We spent some time yesterday at MEET, an inspiring and innovative program for Israeli and Palestinian teens who work together on technology projects, developing a common language of process and programming, founded by the tireless Anat Binur. 15 Israelis and 15 Palestinians are chosen each year and then meet at a lab on the Hebrew University campus where they are taught by instructors from M.I.T., where Anat is working on her doctorate. The kids were focused, professional, and rather than focusing on solving a problem like the two-state solution--a problem not of their own making--they are creating innovative networks, developing collaborative relationships, and working together in a context that, without the program, never could have possibly existed.
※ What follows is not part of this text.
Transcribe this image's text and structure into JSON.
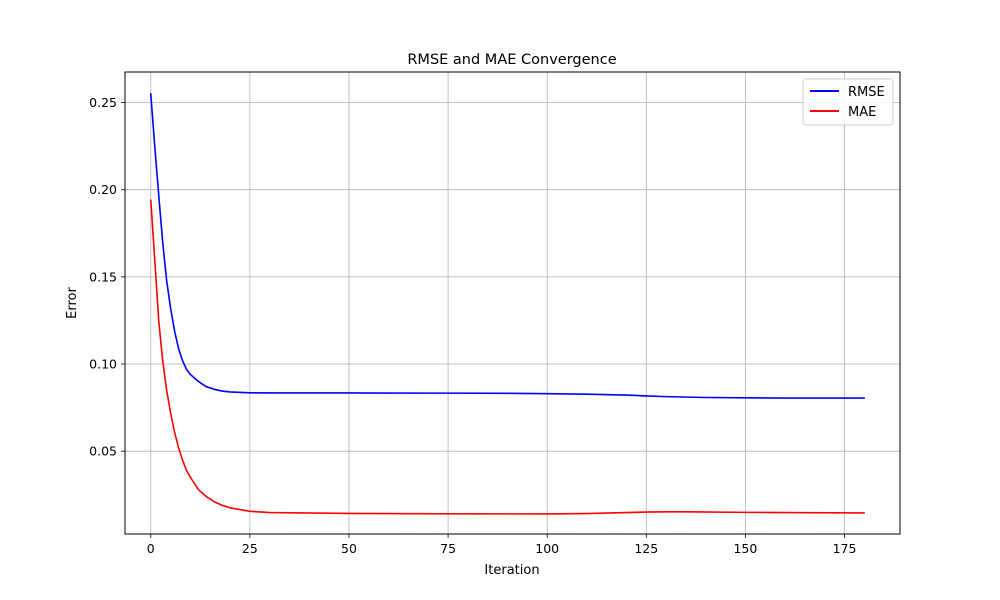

It was very eye-opening and inspiring of hope to witness contexts where the divide between Arab and Jewish youth could be bridged without the rhetoric of the conflict, giving participants the space to advance education and careers and build relationships that, in the best of all possible worlds, will be relationships they can take advantage of as the next generation to be leaders in this land. When peace comes, they won't be meeting one another for the first time but will have years of connection between them.
Check out the website here.
Last Friday night at Kol Haneshama, the Reform synagogue in Jerusalem, the community prayed Psalm 121 in Hebrew and then Rabbi Levi Kelman introduced in Arabic 20 Sisters from the Rosary Sisters of Syria and Lebanon, a school in East Jerusalem, who then sang Psalm 121 in Arabic. It was one of the most powerful spiritual expressions I've ever witnessed. And at the MEET session yesterday, I met two kids from East Jerusalem who go to Rosary Sisters School and told them how inspiring the experience was.
"I lift my eyes to the mountains, what is the source of my help? My help comes from the Eternal, Maker of Heaven and Earth."
To pray in this in the language of "conflict" as an act of peace and reconciliation is among the greatest blessings I've encountered in nearly 25 years of visits to Jerusalem.
Don't believe for a minute that there is not among the young and old here a great hope for peace.